Design and realization of a single klystron-based radio frequency system for a radio frequency quadrupole and a drift tube linac

Abstract

This work describes the design and realization of a radio frequency (RF) system with a single klystron to power two conjunct independent cavities, namely, an RF quadrupole (RFQ) and a drift tube linac (DTL). In contrast with a two-klystron scheme, an RF system that adopts a single-klystron scheme for two accelerating cavities exhibits simpler configuration, smaller occupation area, and lower cost. However, the low intrinsic flexibility of the single-klystron scheme needs to be compensated by independent adjustment of RF field phases and amplitudes inside the two cavities.
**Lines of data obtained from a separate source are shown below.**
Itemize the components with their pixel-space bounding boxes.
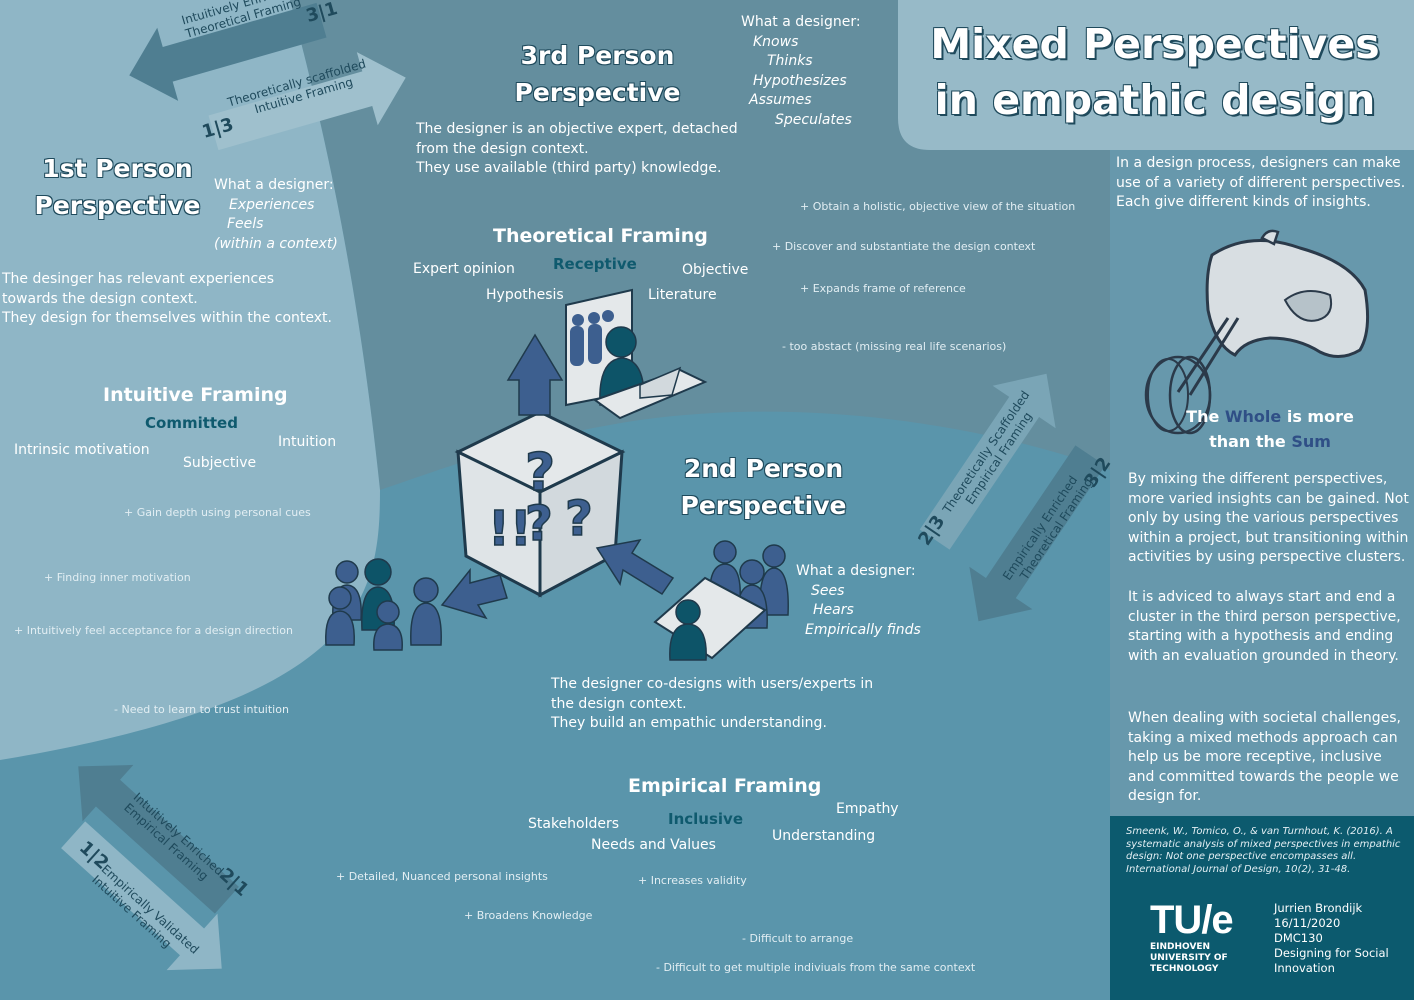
arrow-3-1-shape xyxy=(129,2,327,101)
svg-text:!!: !! xyxy=(488,501,532,557)
empirical-word-empathy: Empathy xyxy=(836,801,899,817)
intuitive-word-intuition: Intuition xyxy=(278,434,337,450)
empirical-key-word: Inclusive xyxy=(668,810,743,828)
empirical-point-3: + Broadens Knowledge xyxy=(464,909,593,922)
first-person-description: The desinger has relevant experiences to… xyxy=(2,271,332,326)
theoretical-word-hypothesis: Hypothesis xyxy=(486,287,564,303)
first-person-zone xyxy=(0,0,380,760)
empirical-point-5: - Difficult to get multiple indiviuals f… xyxy=(656,961,976,974)
title-line-1: Mixed Perspectives xyxy=(930,20,1380,68)
empirical-word-needs: Needs and Values xyxy=(591,837,716,853)
svg-text:?: ? xyxy=(565,491,593,547)
credit-panel xyxy=(1110,816,1414,1000)
up-arrow-illustration xyxy=(506,333,564,416)
intuitive-point-1: + Gain depth using personal cues xyxy=(124,506,311,519)
reference-citation: Smeenk, W., Tomico, O., & van Turnhout, … xyxy=(1126,826,1401,875)
arrow-1-2-shape xyxy=(61,821,222,971)
empirical-point-1: + Detailed, Nuanced personal insights xyxy=(336,870,548,883)
date: 16/11/2020 xyxy=(1274,916,1341,930)
theoretical-word-literature: Literature xyxy=(648,287,717,303)
theoretical-framing-title: Theoretical Framing xyxy=(493,225,708,247)
svg-text:?: ? xyxy=(525,496,553,552)
side-paragraph-2: It is adviced to always start and end a … xyxy=(1128,589,1401,664)
tue-logo: TU/e EINDHOVEN UNIVERSITY OF TECHNOLOGY xyxy=(1150,898,1234,974)
side-paragraph-3: When dealing with societal challenges, t… xyxy=(1128,710,1401,804)
intro-text: In a design process, designers can make … xyxy=(1116,155,1406,210)
title-block xyxy=(898,0,1414,150)
empirical-framing-title: Empirical Framing xyxy=(628,775,822,797)
intuitive-word-motivation: Intrinsic motivation xyxy=(14,442,150,458)
first-person-group-illustration xyxy=(325,558,442,651)
intuitive-framing-title: Intuitive Framing xyxy=(103,384,288,406)
title-line-2: in empathic design xyxy=(934,76,1376,124)
theoretical-point-4: - too abstact (missing real life scenari… xyxy=(782,340,1007,353)
mixer-caption: The Whole is more than the Sum xyxy=(1186,407,1354,451)
theoretical-point-1: + Obtain a holistic, objective view of t… xyxy=(800,200,1076,213)
author-info: Jurrien Brondijk 16/11/2020 DMC130 Desig… xyxy=(1274,901,1410,976)
first-person-what: What a designer: Experiences Feels (with… xyxy=(214,177,338,252)
intuitive-key-word: Committed xyxy=(145,414,238,432)
poster-title: Mixed Perspectives in empathic design xyxy=(905,16,1405,128)
course-name: Designing for Social Innovation xyxy=(1274,946,1389,975)
third-person-title: 3rd Person Perspective xyxy=(514,41,681,107)
first-person-title: 1st Person Perspective xyxy=(34,154,201,220)
tue-logo-mark: TU/e xyxy=(1150,898,1234,942)
empirical-word-stakeholders: Stakeholders xyxy=(528,816,620,832)
right-arrow-illustration xyxy=(440,567,508,620)
theoretical-point-2: + Discover and substantiate the design c… xyxy=(772,240,1036,253)
theoretical-word-expert: Expert opinion xyxy=(413,261,515,277)
arrow-2-1-shape xyxy=(78,764,239,914)
arrow-3-2-shape xyxy=(969,445,1106,622)
intuitive-point-3: + Intuitively feel acceptance for a desi… xyxy=(14,624,293,637)
expert-at-screen-illustration xyxy=(565,288,708,420)
arrow-1-3-shape xyxy=(208,52,406,151)
co-design-group-illustration xyxy=(653,540,789,661)
theoretical-key-word: Receptive xyxy=(553,255,637,273)
theoretical-word-objective: Objective xyxy=(682,262,749,278)
course-code: DMC130 xyxy=(1274,931,1323,945)
intuitive-point-2: + Finding inner motivation xyxy=(44,571,191,584)
second-person-title: 2nd Person Perspective xyxy=(680,454,847,520)
third-person-what: What a designer: Knows Thinks Hypothesiz… xyxy=(741,14,861,128)
theoretical-point-3: + Expands frame of reference xyxy=(800,282,966,295)
second-person-what: What a designer: Sees Hears Empirically … xyxy=(796,563,921,638)
intuitive-point-4: - Need to learn to trust intuition xyxy=(114,703,289,716)
empirical-word-understanding: Understanding xyxy=(772,828,876,844)
side-paragraph-1: By mixing the different perspectives, mo… xyxy=(1128,471,1409,565)
third-person-description: The designer is an objective expert, det… xyxy=(416,121,738,176)
second-person-description: The designer co-designs with users/exper… xyxy=(551,676,874,731)
left-arrow-illustration xyxy=(595,538,675,596)
empirical-point-2: + Increases validity xyxy=(638,874,747,887)
hand-mixer-illustration xyxy=(1144,229,1370,435)
author-name: Jurrien Brondijk xyxy=(1274,901,1363,915)
mystery-cube-illustration: ? !! ? ? xyxy=(454,410,626,598)
arrow-2-3-shape xyxy=(919,373,1056,550)
intuitive-word-subjective: Subjective xyxy=(183,455,257,471)
svg-text:?: ? xyxy=(525,443,555,503)
empirical-point-4: - Difficult to arrange xyxy=(742,932,854,945)
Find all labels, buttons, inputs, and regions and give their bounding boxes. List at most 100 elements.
A proposed RF system design based on the single-klystron scheme includes a 4.77 dB power divider, an adjustable power attenuator, and a phase shifter. The power attenuator and phase shifter are set in different branches of the RF power transmission line. This design is used to power an RFQ and a downstream DTL in the Compact Pulsed Hadron Source (CPHS) at Tsinghua University. During commissioning, the amplitudes inside the RFQ and DTL and the relative phase difference between them can be adjusted independently. The 13 MeV proton beam commissioning result verifies the design parameters and effectiveness of the single-klystron-based RF system. A proton beam energy of 12.92 MeV and a beam peak current of 41.2 mA at the exit of DTL were achieved, and the beam transmission from the entrance of RFQ to the exit of DTL reached 88.6%.